Some General Characteristics of Deconstructive Readings:
-opposites are already united; they depend on each other integrally, thus,
no presence without absence, etc.
-difference and deferral is inherent in language itself; each word mobilizes
the play of language.
-deconstruction sees conflicting readings of a text as reenactments of
conflict within the text. Each reading would be an attempt to simplify
the interplay of meanings within the text.
-deconstructive readings argue that texts deconstruct themselves, but that
does not mean that the text is bad or meaningless. Rather, a thoughtful
deconstructive reading tries to show the ways that literary writing, which
is self-conscious about words and meaning, might have much to tell us about
our fragmented reality, which is always already in language itself.
1. Signs only mean by difference.
You have heard this before from deSausssure. He worked through the concept
of the sign, he argued that relationship between signifier and signified
is arbitrary, and showed that signs only mean in relation to each other
(remember "muton" and "sheep"?) Derrida quotes deSaussure, who wrote
"in language there are only differences. Even more important: a difference
generally implies positive terms between which the difference is set up;
but in language there are only differences without positive terms." Derrida
re-emphasizes the point that meaning isn't in the signifier itself, but
that it only exists in a network, in relation to other things. Différance
comes before being. This throws the idea of "origin," of true original
meaning, into radical question.
2. At the heart of existence is not "essence" but différance.
With the idea of origin in question, Derrida pushes further than deSaussure
did to claim that there is no absolute identity, nothing that "is itself"
by virtue of its being. Thus transhistorical truth is now only truth by
virtue of difference: nothing stands outside the system of differences.
Derrida encourages us to think of this in terms of "play," by which he
means both a kind of game where winning and losing happen in turn (as opposed
to thinking this problem as the absolute loss of meaning) AND as something
which has some "play" in it, like an "articulated" joint, another favorite
3. Différance calls into question time and space.
The header of this section should serve as a warning: this stuff is dense.
Différance is a word Derrida made up to point out the following:
a) Writing is not secondary to speech. The "a" which Derrida puts
into the term can only be read: it sound just the same as the "e"

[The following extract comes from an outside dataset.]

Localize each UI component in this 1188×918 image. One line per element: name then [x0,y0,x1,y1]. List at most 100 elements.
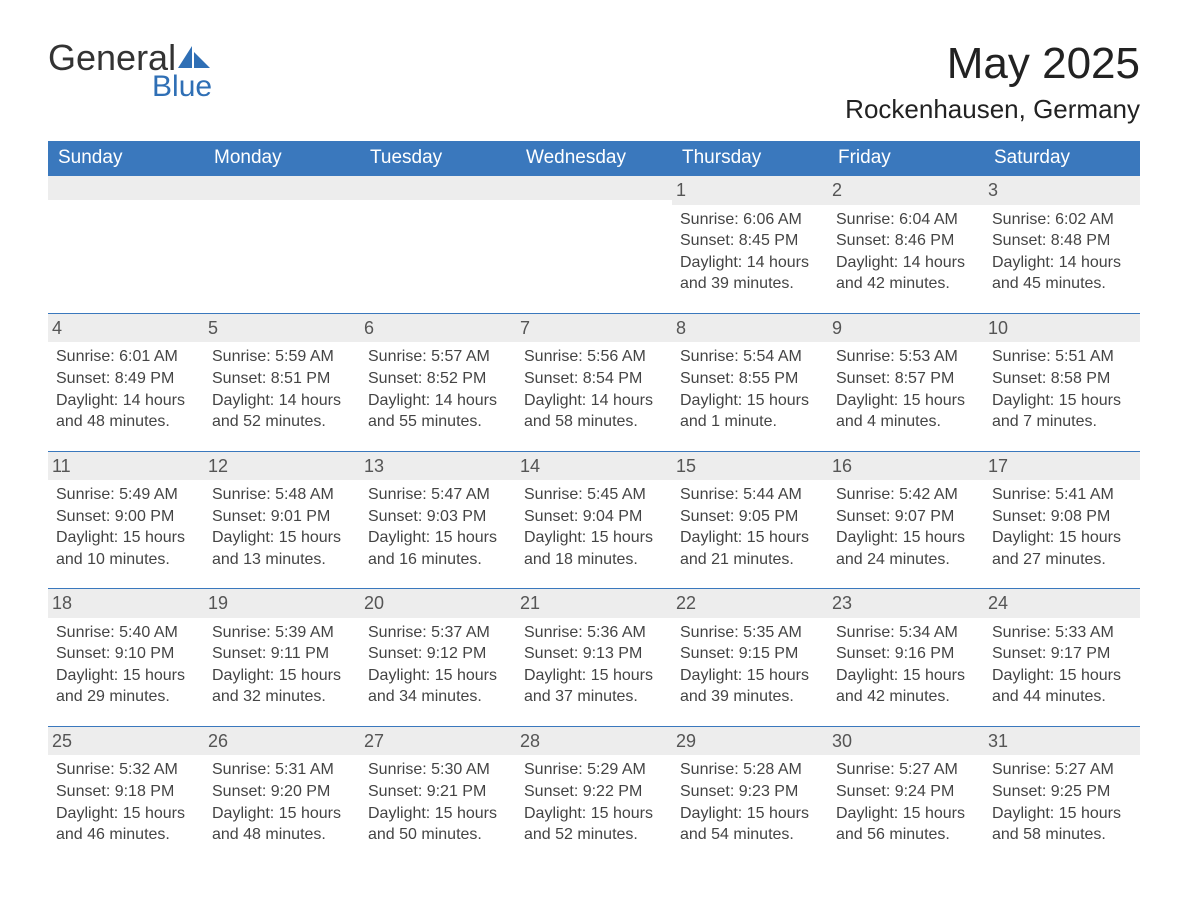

would in this word in French. He claims that it is merely a comforting
illusion to think that speech and writing are separate, and that writing
is a fallen version of speech. He will proceed to argue that speech as
the prototype and more perfect version of writing tries to deny the radical
insight of deSaussure.
b) Différance is not: it has neither existence or essence.
c) It comes from both "defer," to put off, which is what happens
to meaning in language in a relational system where signs themselves do
not have essential meanings, and from "differ," to be unlike, not identical.
The "ance" gerund form of the word puts it somewhere between passive and
active, like "resonance" or "dissonance."
d) He joins the sense of différance as time (defer) and différance
as space (unlike, distinction between proximate things) to make the point
that an idea of "being" and/or "presence" that has been so central to Western
culture is not so authoritative. If meaning is not "present" within the
sign, and if signs instead signify in relation to one another only, haven't
we been hanging on to an idea of presence-as-authoritative meaning that
has led us to privilege speech over writing? He turns "presence" into a
philosophical security blanket. The instability of "presence" as being
extends to consciousness, which is the idea of self-presence.
4. The trace is the after-effect of différance.
Although we don't get a terribly good definition of the trace in this section,
it is important to Derrida's thought and will be important in Lacan as
well. He discusses the trace as both the mark of the future and the
past in a present moment which is neither. The idea of our present
(a meaning-full present) depends on this trace, which is an effect of writing.
He asserts that the concept of the trace is inseparable from the concept
of difference. He also refers (defers?) to Freud's definition of the trace
as an effort of life to protect itself by deferring the dangerous investment,
by constituting a reserve. We will discuss this phenomenon in the context
of psychoanalysis at greater length. Derrida tackles Heidegger's use of
the trace and, as he does with deSaussure, pushes it further to suggest
that the trace is the "essence of Being" that haunts language.